By April 2024, such outposts had taken control of roughly 14 percent of the West Bank, according to the Israeli NGO Kerem Navot, a figure that has since increased significantly.

In Ras Ein al-Auja, these outposts became launchpads for attacks, movement restrictions, and army-coordinated arrests. Livestock, the backbone of Bedouin life, was routinely stolen or poisoned. Remaining shepherds were blocked from grazing lands and forced to buy expensive fodder to keep their animals alive.

Basic resources were also targeted. Like most Palestinian communities in Area C, Ras Ein al-Auja was denied access to electricity. Solar panels installed by residents were repeatedly destroyed by settlers.

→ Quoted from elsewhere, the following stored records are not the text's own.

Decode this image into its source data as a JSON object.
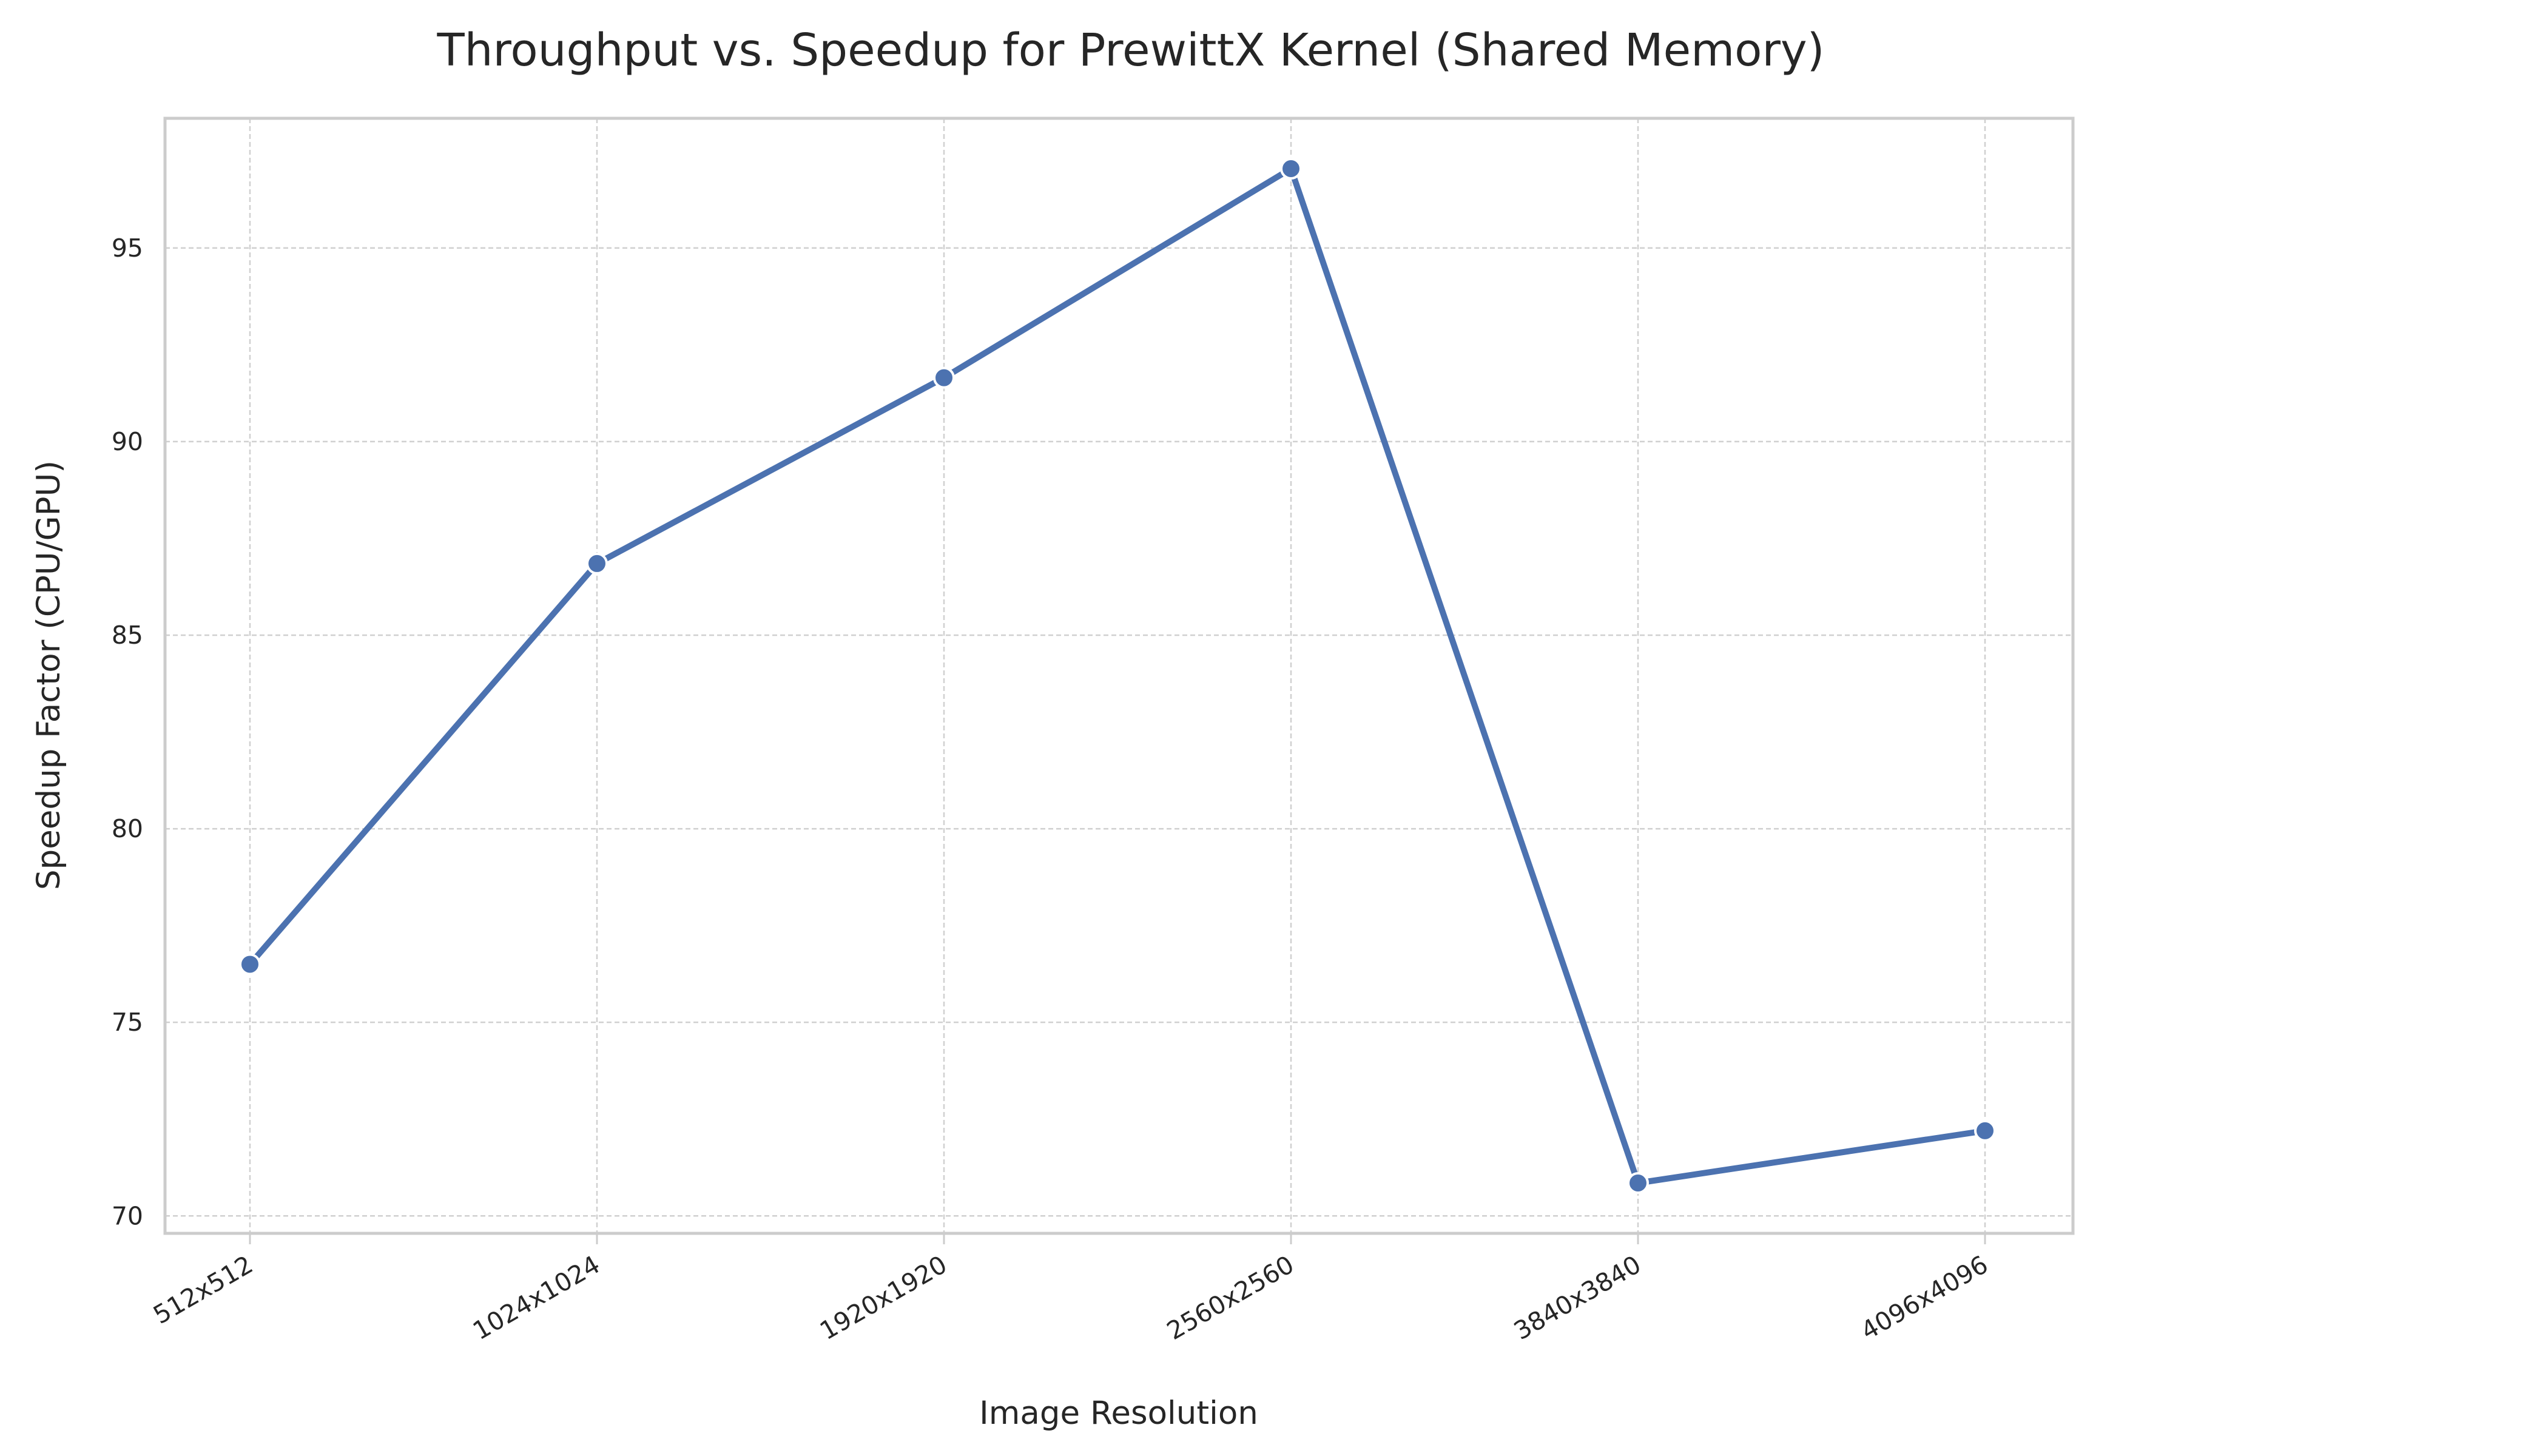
{
  "chart_data": {
    "type": "line",
    "title": "Throughput vs. Speedup for PrewittX Kernel (Shared Memory)",
    "xlabel": "Image Resolution",
    "ylabel": "Speedup Factor (CPU/GPU)",
    "categories": [
      "512x512",
      "1024x1024",
      "1920x1920",
      "2560x2560",
      "3840x3840",
      "4096x4096"
    ],
    "series": [
      {
        "values": [
          76.5,
          86.85,
          91.65,
          97.05,
          70.85,
          72.2
        ],
        "color": "#4c72b0"
      }
    ],
    "yticks": [
      70,
      75,
      80,
      85,
      90,
      95
    ],
    "ylim": [
      69.55,
      98.35
    ],
    "grid": true,
    "legend": "none"
  }
}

Water access was cut off, even from the springs that once made the village prosperous.

“They prevented us from getting water,” Ghawanmeh says. “They prevented us from bringing the sheep to the spring.”

Near-Total Impunity

Settler violence has been emboldened by widespread impunity and mass arming initiatives launched under Israel’s National Security Minister Itamar Ben-Gvir. Prosecutions are rare, and accountability even rarer.

According to the UN Office for the Coordination of Humanitarian Affairs, more than 1,800 settler attacks were recorded in the West Bank in 2025, an average of five per day. These attacks affected around 280 communities. That same year, 240 Palestinians, including 55 children, were killed by Israeli forces or settlers.

Such levels of violence and deprivation have erased dozens of rural Palestinian communities. Since the war on Gaza began in October 2023, settler violence has forced the displacement of at least 44 Palestinian communities, uprooting 2,701 people—nearly half of them children.

“These numbers haven’t been seen in decades,” rights groups warn.

‘Two Years of Psychological Pressure’

For more than two years, Ras Ein al-Auja endured relentless pressure. Settler outposts crept ever closer to homes, surrounding the village.

“Two years of psychological pressure at night,” Ghawanmeh says. “If you sleep, the settlers will burn your house.”

The community’s sheep dwindled from 24,000 to fewer than 3,000. Attacks became so frequent that solidarity activists maintained a round-the-clock protective presence. Still, the pressure mounted.

Earlier this year, settlers erected an outpost directly inside the village, next to Palestinian homes.

“Life completely stopped,” Ghawanmeh says.

One by one, families fled. Nearly three-quarters of the community is now gone, scattered across the West Bank, mostly in overcrowded towns under Palestinian Authority administration. With them goes a centuries-old Bedouin way of life.

“To leave your house, your village, it’s very, very difficult,” Ghawanmeh says. “But we are forced to.”

Songs for the Children

As the village empties, two musicians arrive to offer brief relief. Inside a tin shack, children gather to hear Palestinian folk songs. For a moment, they clap, sing, and smile.

“These songs are for the children,” Ghawanmeh says softly. “We are tired inside.”

As night falls, the fire burns what little remains, supplies the families refuse to leave behind.

“Even if you sing for me until tomorrow, I won’t be happy,” Ghawanmeh says. “For two years, I’ve suffered oppression, hardship, day and night. I’m tired inside.”

Ras Ein al-Auja, once alive with herding, water, and community, is now another village pushed toward erasure, its people displaced, its land seized, and its silence echoing across the Jordan Valley.